Of drilling hole and installing a grommet?


----------



## Vermontster (Oct 10, 2012)

Fisher does approve the HT, SD, & EZ-V for the Wrangler.


----------



## theplowmeister (Nov 14, 2006)

Mountain Bob said:


> I believe Fisher does not recommend that plow for that truck.


Yes fisher does IF he has the 2700 LB front axle


----------



## cwren2472 (Aug 15, 2014)

Vermontster said:


> As the title suggests, I made an appointment at Snowplow Sales in Walpole N.H. for the install. They are booked way out, the earliest I can can get in is Dec. 17. It's their first EZ-V install on a Wrangler, so I'll be the guinea pig.


The EZ-V is still a new plow - I'm sure there are a whole slew of applications that they haven't done yet for them. But the installation for the EZ-V is no different than it would be for any other model on the Wrangler. The truck pieces are exactly the same as they would be for a straight blade application.


----------



## Mountain Bob (Nov 12, 2017)

cwren2472 said:


> The EZ-V is still a new plow - I'm sure there are a whole slew of applications that they haven't done yet for them. But the installation for the EZ-V is no different than it would be for any other model on the Wrangler. The truck pieces are exactly the same as they would be for a straight blade application.

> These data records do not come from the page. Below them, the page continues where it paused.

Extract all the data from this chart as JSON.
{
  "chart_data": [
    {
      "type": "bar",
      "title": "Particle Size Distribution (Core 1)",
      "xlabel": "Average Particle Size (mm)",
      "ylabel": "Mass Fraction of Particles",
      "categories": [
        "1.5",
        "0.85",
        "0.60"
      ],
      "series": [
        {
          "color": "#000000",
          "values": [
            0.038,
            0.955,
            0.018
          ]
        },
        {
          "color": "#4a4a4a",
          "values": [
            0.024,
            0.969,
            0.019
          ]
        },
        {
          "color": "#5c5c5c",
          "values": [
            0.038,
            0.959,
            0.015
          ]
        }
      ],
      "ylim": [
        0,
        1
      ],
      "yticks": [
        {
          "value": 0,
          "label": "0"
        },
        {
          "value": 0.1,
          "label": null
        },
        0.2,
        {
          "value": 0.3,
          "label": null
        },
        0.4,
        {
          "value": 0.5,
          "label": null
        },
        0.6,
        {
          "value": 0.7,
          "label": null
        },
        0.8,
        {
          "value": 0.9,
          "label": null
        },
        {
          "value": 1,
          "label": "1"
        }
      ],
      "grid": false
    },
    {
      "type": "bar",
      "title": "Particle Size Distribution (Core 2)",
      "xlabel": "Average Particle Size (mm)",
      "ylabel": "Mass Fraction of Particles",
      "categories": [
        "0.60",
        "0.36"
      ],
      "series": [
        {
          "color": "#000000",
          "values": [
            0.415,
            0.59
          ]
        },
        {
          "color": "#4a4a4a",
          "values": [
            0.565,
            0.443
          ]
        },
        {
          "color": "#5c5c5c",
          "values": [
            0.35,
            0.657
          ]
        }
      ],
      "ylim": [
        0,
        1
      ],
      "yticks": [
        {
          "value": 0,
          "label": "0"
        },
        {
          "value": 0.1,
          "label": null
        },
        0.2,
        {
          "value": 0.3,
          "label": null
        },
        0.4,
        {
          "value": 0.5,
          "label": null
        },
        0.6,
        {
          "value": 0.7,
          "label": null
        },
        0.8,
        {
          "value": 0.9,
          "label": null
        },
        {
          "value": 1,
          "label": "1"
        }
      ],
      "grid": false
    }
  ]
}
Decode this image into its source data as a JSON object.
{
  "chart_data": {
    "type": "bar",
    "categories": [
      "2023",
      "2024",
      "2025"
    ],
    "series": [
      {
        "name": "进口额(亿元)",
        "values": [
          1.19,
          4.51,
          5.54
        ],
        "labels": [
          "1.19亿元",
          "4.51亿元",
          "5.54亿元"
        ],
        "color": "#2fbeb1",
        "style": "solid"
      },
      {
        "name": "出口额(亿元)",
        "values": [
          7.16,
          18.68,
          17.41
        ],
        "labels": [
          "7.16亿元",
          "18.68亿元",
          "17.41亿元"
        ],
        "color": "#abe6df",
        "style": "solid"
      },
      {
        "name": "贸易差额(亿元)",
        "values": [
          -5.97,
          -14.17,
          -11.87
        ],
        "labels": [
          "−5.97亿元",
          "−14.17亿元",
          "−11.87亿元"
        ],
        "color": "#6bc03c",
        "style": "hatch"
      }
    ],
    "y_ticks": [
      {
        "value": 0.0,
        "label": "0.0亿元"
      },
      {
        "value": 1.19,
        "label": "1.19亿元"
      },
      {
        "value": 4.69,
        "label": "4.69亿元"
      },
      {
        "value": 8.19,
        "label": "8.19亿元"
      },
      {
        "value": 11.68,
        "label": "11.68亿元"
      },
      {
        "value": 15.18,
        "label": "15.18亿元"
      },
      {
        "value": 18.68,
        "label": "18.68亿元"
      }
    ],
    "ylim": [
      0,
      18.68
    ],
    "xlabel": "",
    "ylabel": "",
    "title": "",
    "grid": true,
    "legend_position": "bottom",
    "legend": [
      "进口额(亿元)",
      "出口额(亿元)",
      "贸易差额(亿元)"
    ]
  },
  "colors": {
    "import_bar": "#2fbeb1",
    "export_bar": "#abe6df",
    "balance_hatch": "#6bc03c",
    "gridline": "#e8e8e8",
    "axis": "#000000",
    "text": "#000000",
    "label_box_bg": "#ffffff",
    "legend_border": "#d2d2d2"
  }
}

No research needed by Fisher.Wranglers have used the same 2 axles for years, the plow mounts are the same, and the new EZ-V is much heavier. Fisher has a very nice online tool to figure out plow fitments.
Somebody should look up and post the "Jeep front end sags" and "Jeep front air shocks" threads, to save time.
Fisher also does not recommend the EZ-V for any of the newer Wrangler JL's, 2018 and up.


----------



## WIPensFan (Jan 31, 2009)

Vermontster said:


> As the title suggests, I made an appointment at Snowplow Sales in Walpole N.H. for the install. They are booked way out, the earliest I can can get in is Dec. 17. It's their first EZ-V install on a Wrangler, so I'll be the guinea pig.


Scary.


Hydromaster said:


> Of drilling hole and installing a grommet?


I wouldn't. Unless I knew the vehicle layout really well. Everything is so jammed in these engine compartments it's usually hard to even see what you're doing. I have no doubt that you and many others on here are very mechanically inclined, probably just as many are horrible at it like me!


----------



## cwren2472 (Aug 15, 2014)

WIPensFan said:


> Scary.


My first appt is 12/21/21. You snooze, you lose...



WIPensFan said:


> I wouldn't. Unless I knew the vehicle layout really well. Everything is so jammed in these engine compartments it's usually hard to even see what you're doing. I have no doubt that you and many others on here are very mechanically inclined, probably just as many are horrible at it like me!


I wasn't going to weigh in on that other thread, but I guarantee that guy did a lot more than "nick" the wire in his brand new F550. Maybe he shoulda paid someone....


----------



## WIPensFan (Jan 31, 2009)

cwren2472 said:


> My first appt is 12/21/21. You snooze, you lose...
> 
> I wasn't going to weigh in on that other thread, but I guarantee that guy did a lot more than "nick" the wire in his brand new F550. Maybe he shoulda paid someone....


The guy that did my plow install's was so good at what he did, and knew all the ins and outs so it was a no brainer to let him do everything. Now, he used to walk me through some troubleshooting, as the plows got older and some things broke. Probably the most frustrating phone calls ever for him.
:hammerhead:


----------



## EHoward19 (Jan 20, 2015)

I run an EZV on my Wrangler JK without any issues. Only weighs roughly an additional 50 pounds. IMO V mode is less wear and tear on the Jeep as you aren't pushing a pile, just letting the snow roll off the blade.


----------